The Purpose and satisfaction
Designers are driven by one of two things: an innate sensibility for visual thinking that may well be tied to how we are wired, or a mastered competency that becomes central to our identity: communication, confidence, relentless effort. When you have one of these and put it into practice, something clicks. You refine more, push further, defend your work, and stand behind it. You believe in the purpose. You seek satisfaction. I believe these two things must remain constant for a designer to stay relevant in any era. The more you distance yourself from meaningful work by offloading it entirely to AI, the harder it becomes to sustain that sense of purpose. That is why even when output volume is high, the connection to the final piece feels hollow if AI was not engaged systematically and intentionally throughout the process, rather than used as a shortcut.
AI, your coach that pushed you to the limits.
If you have ever trained with an athletic coach or practised a sport seriously, you will recognise this dynamic: being pushed toward goals you cannot yet fully see. The goals are yours, but the coach provides the structure, the schedule, and the accountability to keep moving. The real drive still comes from within. AI is playing a similar role for purposeful designers today; it pushes them to fire on more cylinders than before. Illustrators are moving beyond static work and adding motion to their creations. Icon designers are exploring scalability mechanisms well beyond their standard stacks. UI designers are going into levels of detail informed by AI critique and conversion optimisation learnings. The pace of this evolution is accelerating, and it is happening right now.
The designer I want to be,
In the mid-19th century, two figures emerged from the early oil industry with very different legacies. Edwin L. Drake is widely credited as the pioneer who cracked the technical puzzle of oil drilling, the man who opened the door to the modern petroleum industry. John D. Rockefeller, on the other hand, was obsessed not with extraction but with systems, logistics, and efficiency, and as a result, built one of the most dominant industrial empires in history. Both were driven by deep conviction, but in fundamentally different directions. It is a fascinating chapter of history, but I bring it up because it reveals how we build careers. We are naturally drawn to Rockefeller’s model, the scale, the order, the compounding impact. Yet Drake’s relentless obsession with solving a hard technical problem, his pure will and grit, is not something to dismiss lightly.
The designer in me is constantly drawn to the depths of craft, the alleys of art, and the sheer pleasure of making things that carry purpose.
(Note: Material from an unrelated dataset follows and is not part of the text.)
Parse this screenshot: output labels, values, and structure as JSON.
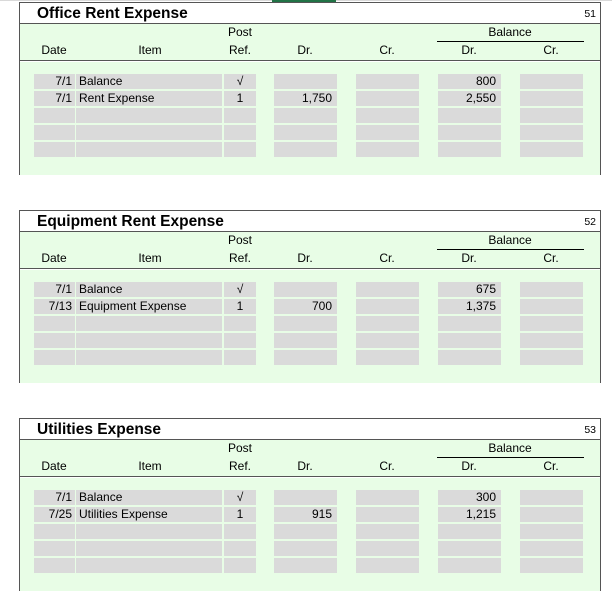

That remains the foundation of my design philosophy. But the years I have spent working in Singapore have taught me an enormous amount about scaling, planning, and leading wider teams. When I map that onto the analogy above, I find myself somewhere between Drake and Rockefeller, driven by the craftsman's obsession, but increasingly fluent in the language of systems and scale.
The designer I want to be is that Frankenstein figure: someone who can go deep into the craft without losing sight of the broader organisational impact, who can lead a team with the efficiency of a systems thinker while still defending the purpose behind every pixel. In an era where AI is accelerating both the pace of creation and the pressure to scale, I believe that combination is not just valuable, it is what separates design leadership that endures from design execution that gets replaced. The designers and leaders who will matter most in the next decade are those who refuse to choose between Drake and Rockefeller, and instead learn to operate as both.